Reaching these goals requires faster economic growth, improved governance and building human capacity to develop each citizen's potential.

Structural reforms need to be continued and implementation accelerated to build upon the recent successes.

This is the only way to enable Pakistan to increase pro-poor growth, reduce poverty, maintain macro-economic stability and to make faster progress towards development goals, the report said.

PRO-POOR ECONOMIC GROWTH: Faster economic growth requires an attractive investment climate.

This is needed both to increase the low investment rates of the past and to yield better returns and faster growth of employment from the existing investment.

This in turn requires a stable macroeconomic environment, good governance and a low cost business-operating environment provided by adequate and efficient government provided business services and infrastructure.

MACRO-ECONOMIC STABILITY: Pakistan has turned around a deteriorating macro situation of a few years ago to a rapidly improving one.

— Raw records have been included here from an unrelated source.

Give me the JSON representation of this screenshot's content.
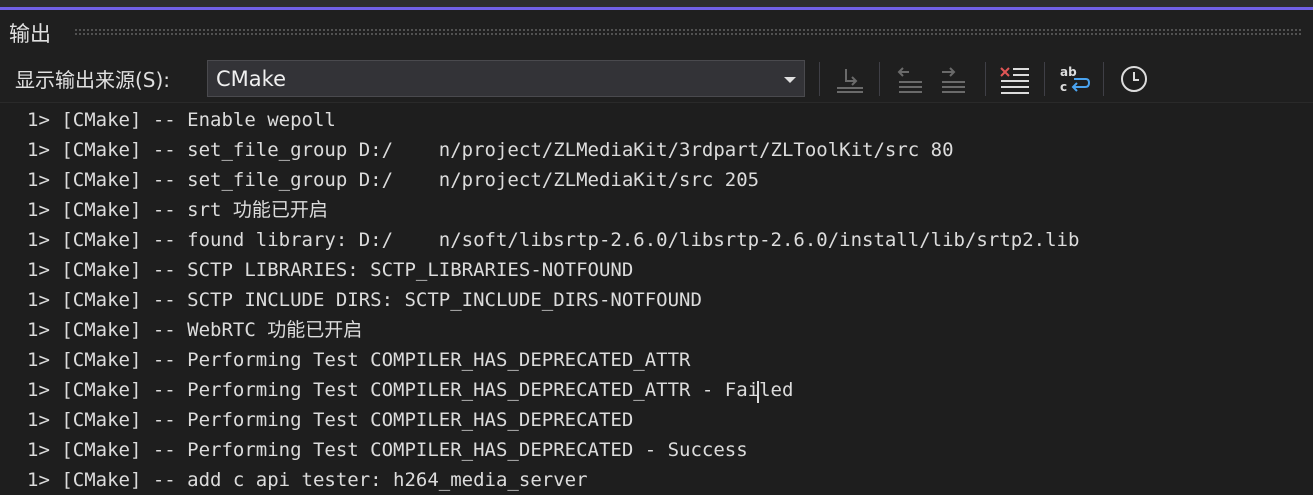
{
  "panel": {
    "title": "输出"
  },
  "toolbar": {
    "source_label": "显示输出来源(S):",
    "source_value": "CMake",
    "buttons": [
      {
        "name": "go-to-location-icon"
      },
      {
        "name": "previous-message-icon"
      },
      {
        "name": "next-message-icon"
      },
      {
        "name": "clear-all-icon"
      },
      {
        "name": "toggle-word-wrap-icon"
      },
      {
        "name": "show-timestamp-icon"
      }
    ]
  },
  "output": {
    "lines": [
      "1> [CMake] -- Enable wepoll",
      "1> [CMake] -- set_file_group D:/    n/project/ZLMediaKit/3rdpart/ZLToolKit/src 80",
      "1> [CMake] -- set_file_group D:/    n/project/ZLMediaKit/src 205",
      "1> [CMake] -- srt 功能已开启",
      "1> [CMake] -- found library: D:/    n/soft/libsrtp-2.6.0/libsrtp-2.6.0/install/lib/srtp2.lib",
      "1> [CMake] -- SCTP LIBRARIES: SCTP_LIBRARIES-NOTFOUND",
      "1> [CMake] -- SCTP INCLUDE DIRS: SCTP_INCLUDE_DIRS-NOTFOUND",
      "1> [CMake] -- WebRTC 功能已开启",
      "1> [CMake] -- Performing Test COMPILER_HAS_DEPRECATED_ATTR",
      "1> [CMake] -- Performing Test COMPILER_HAS_DEPRECATED_ATTR - Failed",
      "1> [CMake] -- Performing Test COMPILER_HAS_DEPRECATED",
      "1> [CMake] -- Performing Test COMPILER_HAS_DEPRECATED - Success",
      "1> [CMake] -- add c api tester: h264_media_server"
    ]
  },
  "colors": {
    "accent": "#7160e8",
    "background": "#1e1e1e",
    "text": "#dcdcdc"
  }
}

The budget deficit has fallen (and a surplus before paying interest).

Inflation has remained below 5%. The current account deficit in the balance of payments has turned into a surplus (and before interest expense, a large surplus). Exports have begun to grow again, after years of stagnation.

Remittances from abroad jumped to double and possible triple their 2000-01 level.

The foreign exchange market strengthened and the rupee appreciated against the currencies of its main trading partners, most rapidly against the dollar.

Pakistan's Debt Reduction Strategy is ahead of schedule, with falls in both external and domestic public debt as a percent of GDP. Combining the increased exports with the increased workers' remittances, the increased aid disbursements and the substantial debt reduction received post-September 11, Pakistan's external creditworthiness standing has improved sharply.

Domestic public debt service has also begun to improve, due to the reduced need for budget borrowing and the fall in interest rates on government debt.

Public expenditure on development has begun to rise as percentage of GDP while spending on interest and defence has fallen.

GOOD GOVERNANCE: Good governance requires clear accountability for the use of public resources, a civil administration serving the public interest, respect for the rule of law and a level playing field for private activities through the creation of a sound enabling and regulatory environment.

Pakistan is implementing thoroughgoing reforms in public accounting and audit. These include the separation of audit and accounting; the modernisation and automation of public accounting throughout the three tiers of government; a sharp improvement path for the quality, relevance and timeliness of audits; and the revitalisation of public accounts committees and follow-up with consequences where material irregularities are uncovered.